On Sun, Nov 14, 2010 at 10:32 PM, Ahmet Arslan <io...@yahoo.com> wrote:
> > I'm using Solr 1.4.1 and I'm willing to use TermsComponent
> > for AutoComplete.
> > The problem is, I can't get it to match strings with spaces
> > in them. So to
> > say,
> >
> >
> terms.fl=name&terms.lower=david&terms.prefix=david&terms.lower.incl=false&indent=true&wt=json
> >
> > matches all strings starting with "david" but if I change
> > it to:
> >
> >
> terms.fl=name&terms.lower=david%20&terms.prefix=david%20&terms.lower.incl=false&indent=true&wt=json
> >
> > it doesn't match all strings starting with "david ". Is it
> > meant to be that
> > way?
>
> This is about fielyType of name? What is it? If it does have
> ShingleFilterFactory in it, then this is expected.
>
>
>
>
--
Parsa B. Ghaffari
Re: Solr TermsComponent: space in term
Posted by Ahmet Arslan <io...@yahoo.com>.

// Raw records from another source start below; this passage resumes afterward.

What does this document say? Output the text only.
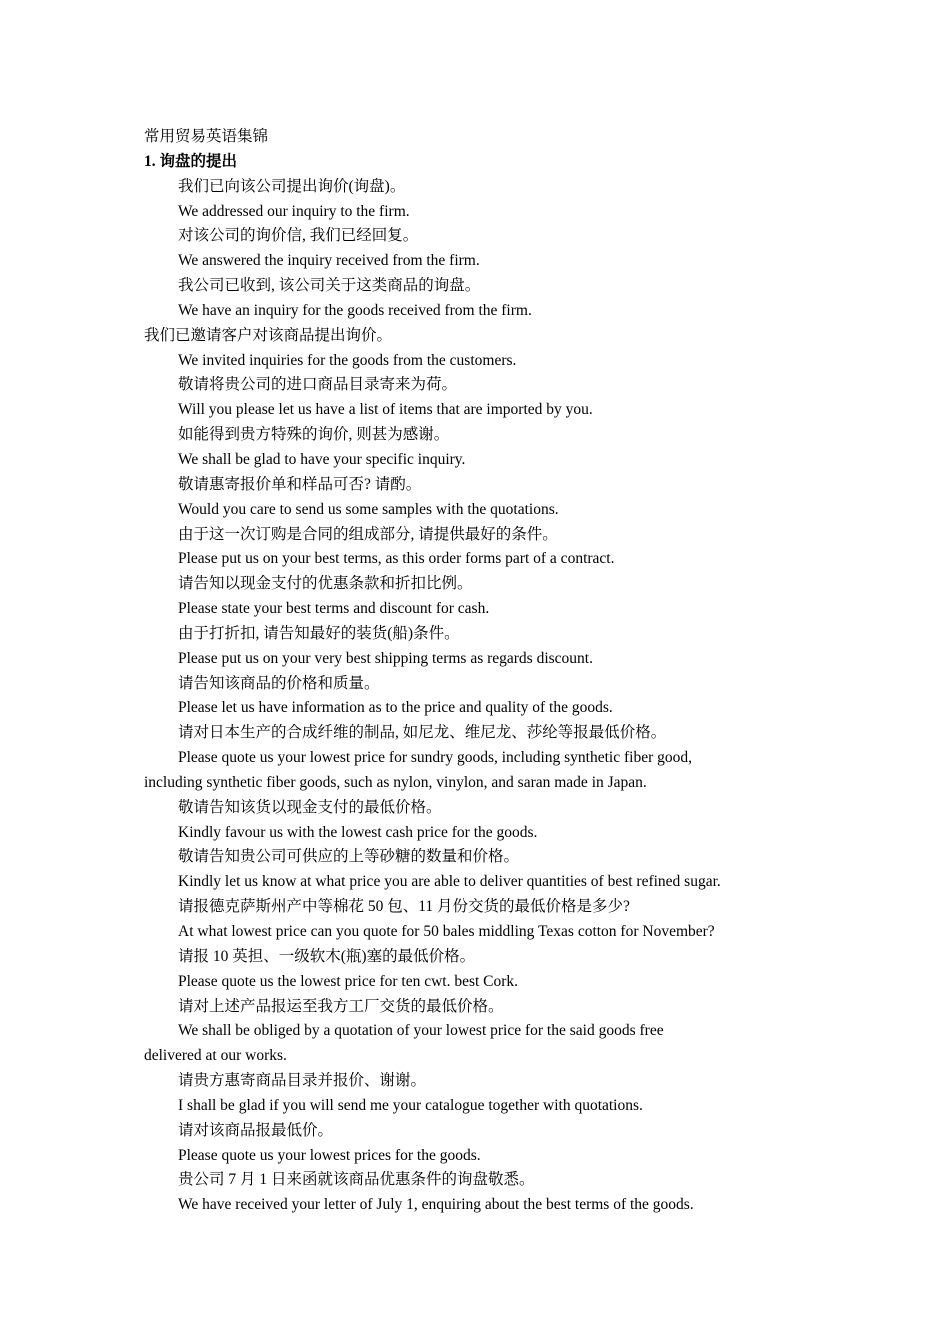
常用贸易英语集锦
1. 询盘的提出
我们已向该公司提出询价(询盘)。
We addressed our inquiry to the firm.
对该公司的询价信, 我们已经回复。
We answered the inquiry received from the firm.
我公司已收到, 该公司关于这类商品的询盘。
We have an inquiry for the goods received from the firm.
我们已邀请客户对该商品提出询价。
We invited inquiries for the goods from the customers.
敬请将贵公司的进口商品目录寄来为荷。
Will you please let us have a list of items that are imported by you.
如能得到贵方特殊的询价, 则甚为感谢。
We shall be glad to have your specific inquiry.
敬请惠寄报价单和样品可否? 请酌。
Would you care to send us some samples with the quotations.
由于这一次订购是合同的组成部分, 请提供最好的条件。
Please put us on your best terms, as this order forms part of a contract.
请告知以现金支付的优惠条款和折扣比例。
Please state your best terms and discount for cash.
由于打折扣, 请告知最好的装货(船)条件。
Please put us on your very best shipping terms as regards discount.
请告知该商品的价格和质量。
Please let us have information as to the price and quality of the goods.
请对日本生产的合成纤维的制品, 如尼龙、维尼龙、莎纶等报最低价格。
Please quote us your lowest price for sundry goods, including synthetic fiber good,
including synthetic fiber goods, such as nylon, vinylon, and saran made in Japan.
敬请告知该货以现金支付的最低价格。
Kindly favour us with the lowest cash price for the goods.
敬请告知贵公司可供应的上等砂糖的数量和价格。
Kindly let us know at what price you are able to deliver quantities of best refined sugar.
请报德克萨斯州产中等棉花 50 包、11 月份交货的最低价格是多少?
At what lowest price can you quote for 50 bales middling Texas cotton for November?
请报 10 英担、一级软木(瓶)塞的最低价格。
Please quote us the lowest price for ten cwt. best Cork.
请对上述产品报运至我方工厂交货的最低价格。
We shall be obliged by a quotation of your lowest price for the said goods free
delivered at our works.
请贵方惠寄商品目录并报价、谢谢。
I shall be glad if you will send me your catalogue together with quotations.
请对该商品报最低价。
Please quote us your lowest prices for the goods.
贵公司 7 月 1 日来函就该商品优惠条件的询盘敬悉。
We have received your letter of July 1, enquiring about the best terms of the goods.
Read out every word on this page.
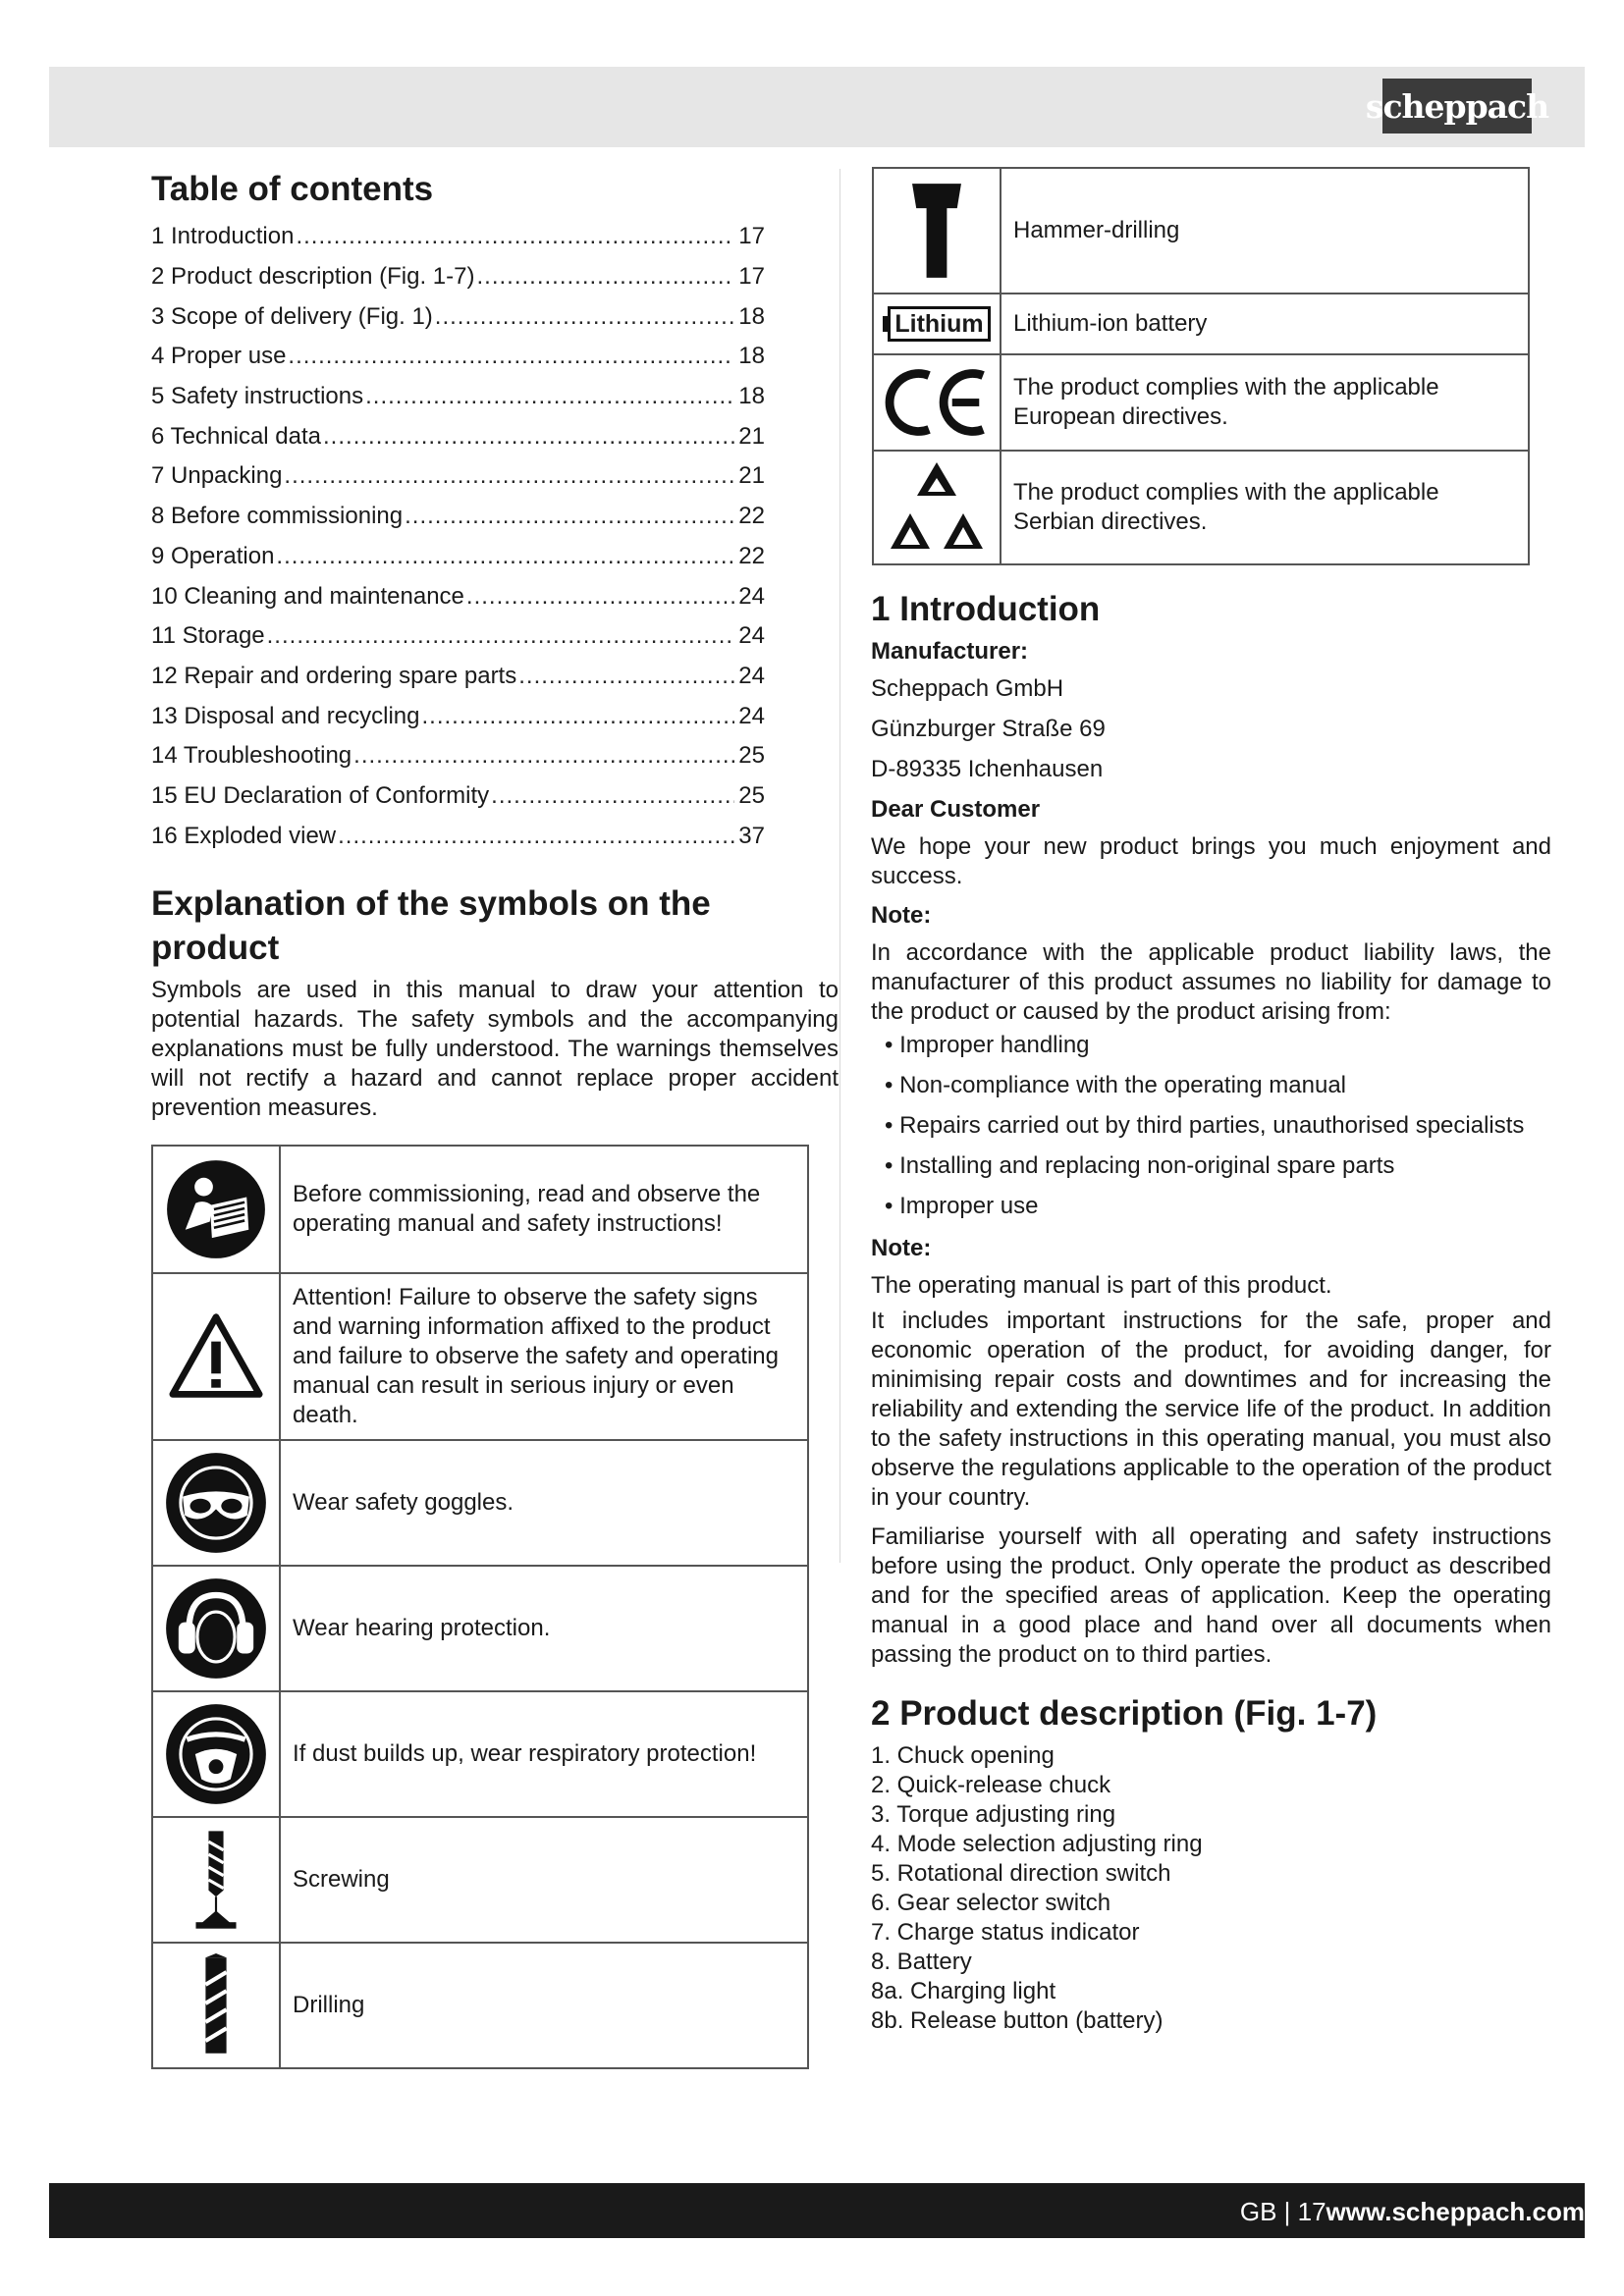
scheppach
Table of contents
1 Introduction .....	17
2 Product description (Fig. 1-7) .....	17
3 Scope of delivery (Fig. 1) .....	18
4 Proper use .....	18
5 Safety instructions .....	18
6 Technical data .....	21
7 Unpacking .....	21
8 Before commissioning .....	22
9 Operation .....	22
10 Cleaning and maintenance .....	24
11 Storage .....	24
12 Repair and ordering spare parts .....	24
13 Disposal and recycling .....	24
14 Troubleshooting .....	25
15 EU Declaration of Conformity .....	25
16 Exploded view .....	37
Explanation of the symbols on the product

Symbols are used in this manual to draw your attention to potential hazards. The safety symbols and the accompanying explanations must be fully understood. The warnings themselves will not rectify a hazard and cannot replace proper accident prevention measures.

	Before commissioning, read and observe the operating manual and safety instructions!

	Attention! Failure to observe the safety signs and warning information affixed to the product and failure to observe the safety and operating manual can result in serious injury or even death.

	Wear safety goggles.

	Wear hearing protection.

	If dust builds up, wear respiratory protection!

	Screwing

	Drilling
	Hammer-drilling

Lithium	Lithium-ion battery

	The product complies with the applicable European directives.

	The product complies with the applicable Serbian directives.
1 Introduction
Manufacturer:
Scheppach GmbH
Günzburger Straße 69
D-89335 Ichenhausen
Dear Customer

We hope your new product brings you much enjoyment and success.

Note:

In accordance with the applicable product liability laws, the manufacturer of this product assumes no liability for damage to the product or caused by the product arising from:

• Improper handling
• Non-compliance with the operating manual
• Repairs carried out by third parties, unauthorised specialists
• Installing and replacing non-original spare parts
• Improper use
Note:

The operating manual is part of this product.

It includes important instructions for the safe, proper and economic operation of the product, for avoiding danger, for minimising repair costs and downtimes and for increasing the reliability and extending the service life of the product. In addition to the safety instructions in this operating manual, you must also observe the regulations applicable to the operation of the product in your country.

Familiarise yourself with all operating and safety instructions before using the product. Only operate the product as described and for the specified areas of application. Keep the operating manual in a good place and hand over all documents when passing the product on to third parties.

2 Product description (Fig. 1-7)
1. Chuck opening
2. Quick-release chuck
3. Torque adjusting ring
4. Mode selection adjusting ring
5. Rotational direction switch
6. Gear selector switch
7. Charge status indicator
8. Battery
8a. Charging light
8b. Release button (battery)
GB | 17www.scheppach.com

> terms.fl=name&terms.lower=david%20&terms.prefix=david%20&terms.lower.incl=false&indent=true&wt=json
>
> it doesn't match all strings starting with "david ". Is it
> meant to be that
> way?
This is about fielyType of name field. What is it? If it does have ShingleFilterFactory in it, then this is expected.
Re: Solr TermsComponent: space in term
Posted by Ahmet Arslan <io...@yahoo.com>.
> I'm using Solr 1.4.1 and I'm willing to use TermsComponent
> for AutoComplete.
> The problem is, I can't get it to match strings with spaces
> in them. So to
> say,
>
> terms.fl=name&terms.lower=david&terms.prefix=david&terms.lower.incl=false&indent=true&wt=json
>
> matches all strings starting with "david" but if I change
> it to:
>
> terms.fl=name&terms.lower=david%20&terms.prefix=david%20&terms.lower.incl=false&indent=true&wt=json
>
> it doesn't match all strings starting with "david ". Is it
> meant to be that
> way?
This is about fielyType of name? What is it? If it does have ShingleFilterFactory in it, then this is expected.